= Southgate Cricket Club =

Southgate Cricket Club is in Southgate, part of the London Borough of Enfield, England. The club plays at the Walker Cricket Ground, and in the Middlesex County Cricket League. Middlesex County Cricket Club occasionally plays County Championship, one-day, and 20/20 matches at the Southgate ground.

The club was founded in 1855 by the brothers, "Walkers of Southgate". Its ground, Chapel Fields in Waterfall Road, Southgate, was renamed the Walker Cricket Ground in their honour in 1907 and is maintained by the Walker Trust.

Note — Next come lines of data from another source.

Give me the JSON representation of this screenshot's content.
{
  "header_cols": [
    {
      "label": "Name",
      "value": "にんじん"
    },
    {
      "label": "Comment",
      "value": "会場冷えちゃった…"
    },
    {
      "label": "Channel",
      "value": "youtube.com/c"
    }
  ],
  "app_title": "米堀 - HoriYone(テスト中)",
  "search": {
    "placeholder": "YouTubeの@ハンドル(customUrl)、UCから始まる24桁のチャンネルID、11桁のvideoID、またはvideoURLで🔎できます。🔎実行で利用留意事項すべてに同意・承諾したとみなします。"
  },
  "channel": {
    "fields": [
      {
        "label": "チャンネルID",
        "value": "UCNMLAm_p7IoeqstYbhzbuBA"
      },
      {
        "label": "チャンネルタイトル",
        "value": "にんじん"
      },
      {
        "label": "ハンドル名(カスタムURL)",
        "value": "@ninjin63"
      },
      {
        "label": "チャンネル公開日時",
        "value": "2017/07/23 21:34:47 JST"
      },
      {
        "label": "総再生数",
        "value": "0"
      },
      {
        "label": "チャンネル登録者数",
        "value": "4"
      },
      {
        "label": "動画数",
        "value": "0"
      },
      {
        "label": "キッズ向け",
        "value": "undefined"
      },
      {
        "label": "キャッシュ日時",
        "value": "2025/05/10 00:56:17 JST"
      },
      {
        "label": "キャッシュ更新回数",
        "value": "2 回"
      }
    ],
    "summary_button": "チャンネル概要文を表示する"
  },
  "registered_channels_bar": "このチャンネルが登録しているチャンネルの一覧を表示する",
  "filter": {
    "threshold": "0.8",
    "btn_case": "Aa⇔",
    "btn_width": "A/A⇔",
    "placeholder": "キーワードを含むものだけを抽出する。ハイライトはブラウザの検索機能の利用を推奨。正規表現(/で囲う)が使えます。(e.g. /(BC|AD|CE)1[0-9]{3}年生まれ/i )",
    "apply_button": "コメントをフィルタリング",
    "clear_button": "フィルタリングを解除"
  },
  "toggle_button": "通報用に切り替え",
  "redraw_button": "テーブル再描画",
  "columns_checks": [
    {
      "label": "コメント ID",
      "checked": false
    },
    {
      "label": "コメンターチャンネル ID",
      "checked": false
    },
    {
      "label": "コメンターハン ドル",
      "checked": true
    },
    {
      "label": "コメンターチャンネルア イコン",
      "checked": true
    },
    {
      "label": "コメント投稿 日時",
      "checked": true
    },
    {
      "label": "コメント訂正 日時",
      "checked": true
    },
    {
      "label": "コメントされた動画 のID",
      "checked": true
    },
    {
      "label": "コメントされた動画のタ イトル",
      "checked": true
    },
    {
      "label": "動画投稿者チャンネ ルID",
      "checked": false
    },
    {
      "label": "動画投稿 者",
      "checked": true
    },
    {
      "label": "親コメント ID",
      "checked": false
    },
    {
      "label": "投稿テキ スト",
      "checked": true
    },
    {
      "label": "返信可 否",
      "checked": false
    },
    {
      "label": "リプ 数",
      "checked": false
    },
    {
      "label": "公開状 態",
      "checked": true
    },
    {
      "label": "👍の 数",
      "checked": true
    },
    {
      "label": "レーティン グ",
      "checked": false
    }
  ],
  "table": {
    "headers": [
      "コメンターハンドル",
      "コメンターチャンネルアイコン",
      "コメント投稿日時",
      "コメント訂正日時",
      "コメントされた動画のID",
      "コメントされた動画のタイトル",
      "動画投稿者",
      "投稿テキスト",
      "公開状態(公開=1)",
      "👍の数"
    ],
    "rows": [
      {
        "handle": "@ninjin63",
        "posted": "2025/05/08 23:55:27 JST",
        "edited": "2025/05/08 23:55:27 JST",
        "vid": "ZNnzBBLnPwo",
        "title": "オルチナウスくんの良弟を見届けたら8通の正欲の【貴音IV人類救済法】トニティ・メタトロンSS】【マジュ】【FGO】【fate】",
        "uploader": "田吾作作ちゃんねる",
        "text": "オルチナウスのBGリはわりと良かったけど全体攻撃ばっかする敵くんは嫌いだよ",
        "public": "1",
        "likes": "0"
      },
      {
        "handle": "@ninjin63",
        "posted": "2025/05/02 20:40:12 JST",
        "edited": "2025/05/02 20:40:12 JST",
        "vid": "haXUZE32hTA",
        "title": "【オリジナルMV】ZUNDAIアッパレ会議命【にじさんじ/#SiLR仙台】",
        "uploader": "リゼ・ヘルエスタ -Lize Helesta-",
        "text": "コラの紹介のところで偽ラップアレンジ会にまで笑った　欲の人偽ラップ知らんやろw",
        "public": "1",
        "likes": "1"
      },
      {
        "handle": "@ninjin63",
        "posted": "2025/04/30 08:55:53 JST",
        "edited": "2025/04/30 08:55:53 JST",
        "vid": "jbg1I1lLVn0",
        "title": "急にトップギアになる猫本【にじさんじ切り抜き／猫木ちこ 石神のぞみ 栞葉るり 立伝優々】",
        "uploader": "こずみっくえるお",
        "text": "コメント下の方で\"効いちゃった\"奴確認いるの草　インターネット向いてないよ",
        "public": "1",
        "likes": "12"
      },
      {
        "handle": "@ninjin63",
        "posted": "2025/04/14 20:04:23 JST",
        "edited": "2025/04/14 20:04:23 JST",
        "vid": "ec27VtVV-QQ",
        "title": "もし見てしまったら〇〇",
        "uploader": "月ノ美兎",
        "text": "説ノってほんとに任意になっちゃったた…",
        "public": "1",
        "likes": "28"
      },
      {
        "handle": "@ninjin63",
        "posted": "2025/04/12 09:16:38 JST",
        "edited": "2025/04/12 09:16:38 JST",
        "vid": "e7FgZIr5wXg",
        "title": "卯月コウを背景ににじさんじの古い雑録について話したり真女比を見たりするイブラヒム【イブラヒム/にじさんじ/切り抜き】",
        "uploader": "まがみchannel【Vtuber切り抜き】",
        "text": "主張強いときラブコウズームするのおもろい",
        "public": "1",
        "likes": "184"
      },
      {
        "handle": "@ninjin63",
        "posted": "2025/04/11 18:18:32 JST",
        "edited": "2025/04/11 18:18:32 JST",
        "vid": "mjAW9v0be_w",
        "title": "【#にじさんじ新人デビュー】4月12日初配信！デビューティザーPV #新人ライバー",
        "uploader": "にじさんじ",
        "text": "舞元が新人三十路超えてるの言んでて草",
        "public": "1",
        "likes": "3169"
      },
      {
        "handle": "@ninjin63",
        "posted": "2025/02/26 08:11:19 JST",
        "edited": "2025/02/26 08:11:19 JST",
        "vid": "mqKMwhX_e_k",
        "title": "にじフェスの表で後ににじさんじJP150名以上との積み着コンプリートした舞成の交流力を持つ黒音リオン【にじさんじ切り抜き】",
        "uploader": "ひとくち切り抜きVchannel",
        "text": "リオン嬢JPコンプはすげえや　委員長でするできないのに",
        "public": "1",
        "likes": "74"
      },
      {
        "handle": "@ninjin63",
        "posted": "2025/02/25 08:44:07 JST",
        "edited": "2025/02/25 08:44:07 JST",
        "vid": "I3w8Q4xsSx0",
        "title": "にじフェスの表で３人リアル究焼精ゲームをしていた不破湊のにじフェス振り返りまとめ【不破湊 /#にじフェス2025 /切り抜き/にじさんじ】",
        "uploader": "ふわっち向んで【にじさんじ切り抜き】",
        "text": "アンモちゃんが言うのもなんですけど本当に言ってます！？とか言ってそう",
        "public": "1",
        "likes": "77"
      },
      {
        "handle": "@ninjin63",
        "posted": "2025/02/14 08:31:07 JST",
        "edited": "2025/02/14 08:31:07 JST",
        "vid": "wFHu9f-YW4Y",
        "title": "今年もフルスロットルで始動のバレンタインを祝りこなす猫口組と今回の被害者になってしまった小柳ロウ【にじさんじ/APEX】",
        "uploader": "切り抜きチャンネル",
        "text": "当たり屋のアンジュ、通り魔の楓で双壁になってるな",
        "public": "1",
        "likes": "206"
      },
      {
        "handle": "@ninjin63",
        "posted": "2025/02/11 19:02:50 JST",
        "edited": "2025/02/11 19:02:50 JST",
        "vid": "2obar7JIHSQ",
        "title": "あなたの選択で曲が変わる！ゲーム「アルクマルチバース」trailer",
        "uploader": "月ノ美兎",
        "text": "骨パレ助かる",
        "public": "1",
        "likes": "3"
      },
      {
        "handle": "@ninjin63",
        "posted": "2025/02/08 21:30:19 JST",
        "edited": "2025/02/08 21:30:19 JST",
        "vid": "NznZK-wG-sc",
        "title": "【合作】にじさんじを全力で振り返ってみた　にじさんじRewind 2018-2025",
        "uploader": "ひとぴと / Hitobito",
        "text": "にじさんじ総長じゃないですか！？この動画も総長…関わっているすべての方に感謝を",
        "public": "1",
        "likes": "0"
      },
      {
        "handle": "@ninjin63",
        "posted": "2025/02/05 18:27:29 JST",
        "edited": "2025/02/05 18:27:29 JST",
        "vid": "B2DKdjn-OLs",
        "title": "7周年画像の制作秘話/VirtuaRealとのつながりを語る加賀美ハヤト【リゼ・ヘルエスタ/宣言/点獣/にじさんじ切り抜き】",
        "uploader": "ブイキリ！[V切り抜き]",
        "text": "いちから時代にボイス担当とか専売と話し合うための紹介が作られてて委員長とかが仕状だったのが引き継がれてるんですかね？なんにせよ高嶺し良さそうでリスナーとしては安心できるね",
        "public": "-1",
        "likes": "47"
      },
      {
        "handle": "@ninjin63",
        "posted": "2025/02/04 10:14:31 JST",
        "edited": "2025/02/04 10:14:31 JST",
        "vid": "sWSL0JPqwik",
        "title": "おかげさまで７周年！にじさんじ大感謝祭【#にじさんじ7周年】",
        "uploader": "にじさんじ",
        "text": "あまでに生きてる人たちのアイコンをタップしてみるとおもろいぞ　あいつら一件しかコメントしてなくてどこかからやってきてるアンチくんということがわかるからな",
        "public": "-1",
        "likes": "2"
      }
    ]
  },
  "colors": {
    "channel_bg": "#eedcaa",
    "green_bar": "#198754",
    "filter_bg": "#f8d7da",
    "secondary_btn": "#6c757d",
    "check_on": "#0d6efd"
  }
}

The club played eight matches ranked as first-class between 1863 and 1868. Six of these were against Oxford University and the remaining two were against Cambridge University. Although recognised as first-class fixtures, they were all scheduled for only two days; all were away fixtures.

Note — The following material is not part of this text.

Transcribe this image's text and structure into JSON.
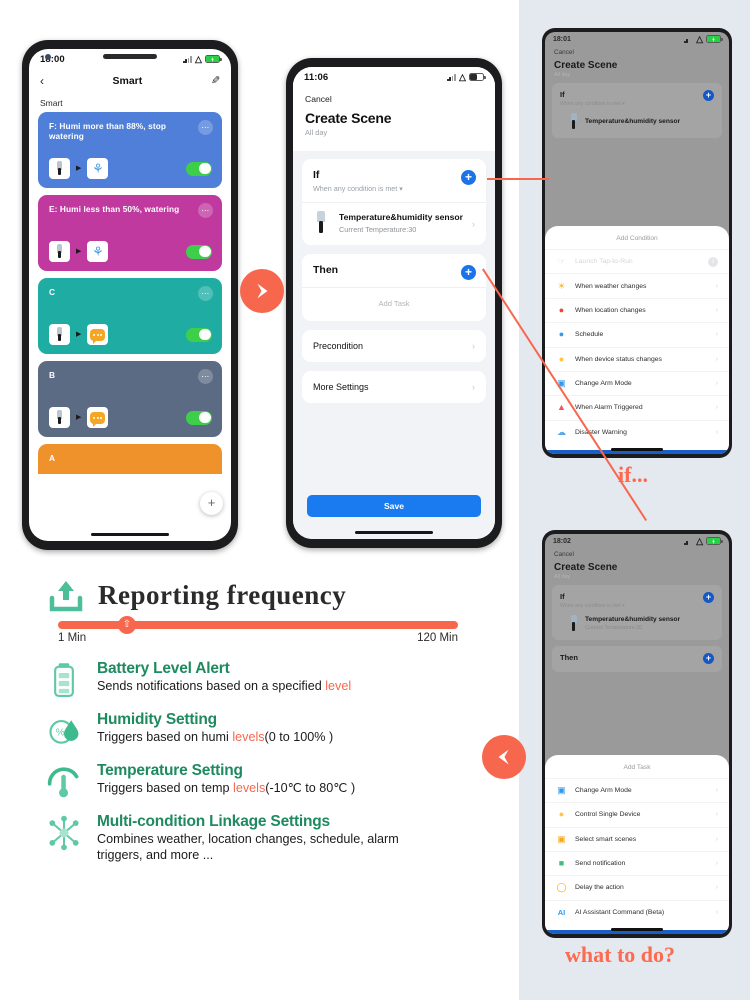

Four of the Walker brothers played for the United All-England Eleven. Both the United All-England team and the Marylebone Cricket Club (MCC) would visit Southgate to compete with the brothers and their team, attracting crowds of up to 10,000.

Southgate CC won the national club cricket competition in 1977 (then called the John Haig Trophy) and the Middlesex County Cricket League in 1976 and 1977. The club remained in the Premier League at the start of the 2017 season.

In 2011 the 1st XI gained promotion to the Middlesex County Cricket League Premier Division, winning the Division Two championship.